Search of the home of former President Jair Bolsonaro

Brazilian police raided the home of former President Jair Bolsonaro on Wednesday as part of an investigation into the alleged falsification of Covid-19 vaccination certificates. The Federal Police (PF) explained in a press release that it had carried out a total of 16 searches, in Rio de Janeiro and Brasilia, targeting “a criminal network” suspected of “inserting false vaccination data against Covid-19 on the systems of public health”, but without quoting Jair Bolsonaro by name.

The false vaccination certificates would have been “used to circumvent health restrictions imposed by public authorities in Brazil and the United States”, can we also read in the press release. Asked by AFP, the PF did not immediately confirm whether the far-right ex-president (2019-2022) was targeted by the police operation.

According to the media, Mauro Cid, former aide-de-camp to Jair Bolsonaro during his presidency, was arrested as part of the police operation. An AFP photographer saw a Federal Police car leave the closed housing estate where Jair Bolsonaro lives in Brasilia, without being able to identify the occupants of the vehicle.
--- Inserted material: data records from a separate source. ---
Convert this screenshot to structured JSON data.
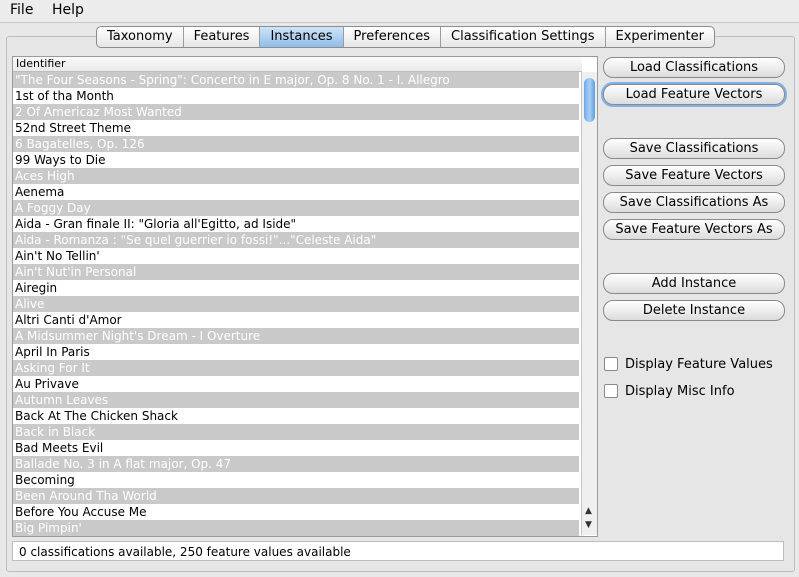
{
  "menu": [
    "File",
    "Help"
  ],
  "tabs": [
    {
      "label": "Taxonomy"
    },
    {
      "label": "Features"
    },
    {
      "label": "Instances",
      "active": true
    },
    {
      "label": "Preferences"
    },
    {
      "label": "Classification Settings"
    },
    {
      "label": "Experimenter"
    }
  ],
  "table": {
    "header": "Identifier",
    "rows": [
      "\"The Four Seasons - Spring\": Concerto in E major, Op. 8 No. 1 - I. Allegro",
      "1st of tha Month",
      "2 Of Americaz Most Wanted",
      "52nd Street Theme",
      "6 Bagatelles, Op. 126",
      "99 Ways to Die",
      "Aces High",
      "Aenema",
      "A Foggy Day",
      "Aida - Gran finale II: \"Gloria all'Egitto, ad Iside\"",
      "Aida - Romanza : \"Se quel guerrier io fossi!\"...\"Celeste Aida\"",
      "Ain't No Tellin'",
      "Ain't Nut'in Personal",
      "Airegin",
      "Alive",
      "Altri Canti d'Amor",
      "A Midsummer Night's Dream - I Overture",
      "April In Paris",
      "Asking For It",
      "Au Privave",
      "Autumn Leaves",
      "Back At The Chicken Shack",
      "Back in Black",
      "Bad Meets Evil",
      "Ballade No. 3 in A flat major, Op. 47",
      "Becoming",
      "Been Around Tha World",
      "Before You Accuse Me",
      "Big Pimpin'"
    ]
  },
  "buttons": {
    "load_classifications": "Load Classifications",
    "load_feature_vectors": "Load Feature Vectors",
    "save_classifications": "Save Classifications",
    "save_feature_vectors": "Save Feature Vectors",
    "save_classifications_as": "Save Classifications As",
    "save_feature_vectors_as": "Save Feature Vectors As",
    "add_instance": "Add Instance",
    "delete_instance": "Delete Instance"
  },
  "checkboxes": {
    "display_feature_values": "Display Feature Values",
    "display_misc_info": "Display Misc Info"
  },
  "status": "0 classifications available, 250 feature values available"
}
Seizure of Bolsonaro’s phone

According to several Brazilian media, the mobile phones of the former head of state and his wife Michelle were seized. During his tenure, Jair Bolsonaro continued to criticize anti-Covid vaccines, assuring several times that he had no intention of being immunized, while the pandemic killed more than 700,000 people in Brazil.

Defeated in the October presidential election, he then spent three months in the United States, leaving Brazil two days before the inauguration of his left-wing successor Luiz Inacio Lula da Silva. Since his return to Brazil at the end of March, Jair Bolsonaro has been interviewed twice by the Federal Police. The first hearing took place on April 5, in the case of jewelry offered by Saudi Arabia illegally entering Brazil, and the second last week as part of an investigation into his alleged role in the January 8 riots. in Brasilia, when the places of power were ransacked by individuals refusing to accept the election of Lula.